Все это… занятные размышления. Когда-нибудь, когда нынешние неприятности закончатся, вам следует записать их.
– Опасное это дело, Ник.
Я сбился со счета, пытаясь определить, сколько раз Абель произнес эту фразу. Им двигали самые благие намерения, но его слова только добавляли мне страху – что в данную минуту сделать было очень легко. Я лежал на кушетке в незнакомом доме. Абель стоял на коленях на полу, развернув перед собой свою дорожную сумку. У нас было немного света от нескольких свечей, хороших свечей. Снаружи еще стоял день, но, проникнув в дом незаконно, мы не осмеливались открыть занавеси.
– Расскажи мне еще о… как ты их назвал? Катуны? – сказал я скорее для того, чтобы отвлечь Абеля от опасностей, которым подвергался, нежели действительно желая узнать побольше о тех странных личностях, которых он упомянул пару минут назад. Он коротко описывал способы, которые можно использовать, чтобы изобразить хворь или увечье.
– Шатуны они называются. Или иногда – убогие. Странно, что ты никогда о них не слышал.
– У меня нет твоего знания дна общества, Абель.
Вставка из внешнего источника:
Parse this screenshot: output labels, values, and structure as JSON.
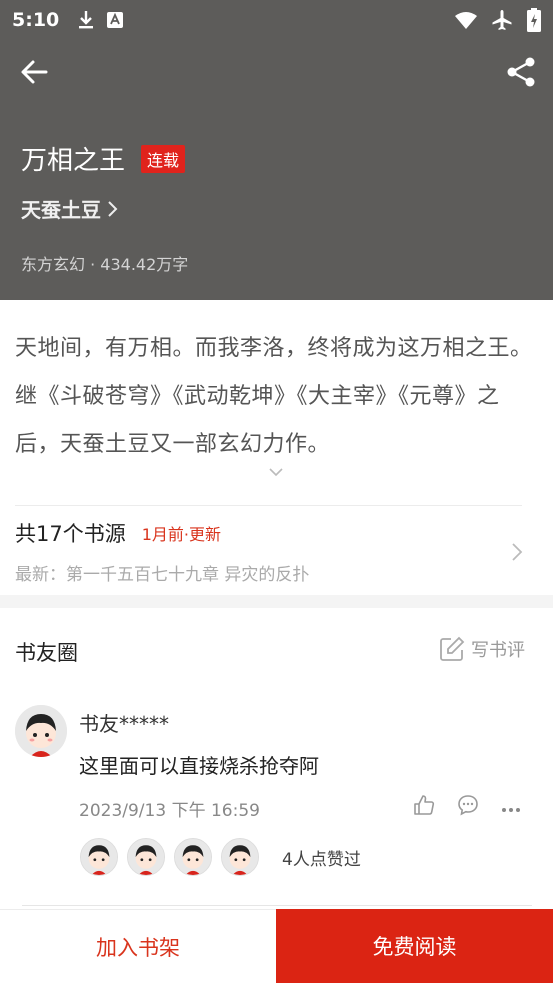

Мой друг слегка ощетинился на это. Ему не всегда нравились напоминания о днях, проведенных им на большой дороге, точнее, если он и рассказывал о них, то только тогда и то, что сам хотел. Он не взглянул на меня, но склонился над своей вместительной сумой, подвинул ближе свечу и с помощью пары крошечных деревянных лопаточек смешал вязкое содержимое двух или трех маленьких горшочков. Горшочки с жиром и мешочки с травами были орудиями его былого ремесла. Для его занятий они были так же необходимы, как молоток и зубило для каменотеса, и мой друг до сих пор таскал их с собой повсюду. Я поддразнил его как-то тем, как он цепляется за эти реликвии своей жизни на большой дороге, когда он дурачил народ, надувая милосердных прохожих. Он ответил мне какой-то исковерканной пословицей про то, что у каждого уважающего себя кролика всегда есть две норы, чтобы спрятаться. Из этого я заключил, что если Абель когда-либо устанет от театра (или театр устанет от него), то он вполне может возвратиться к своей прежней жизни в качестве странствующего обманщика.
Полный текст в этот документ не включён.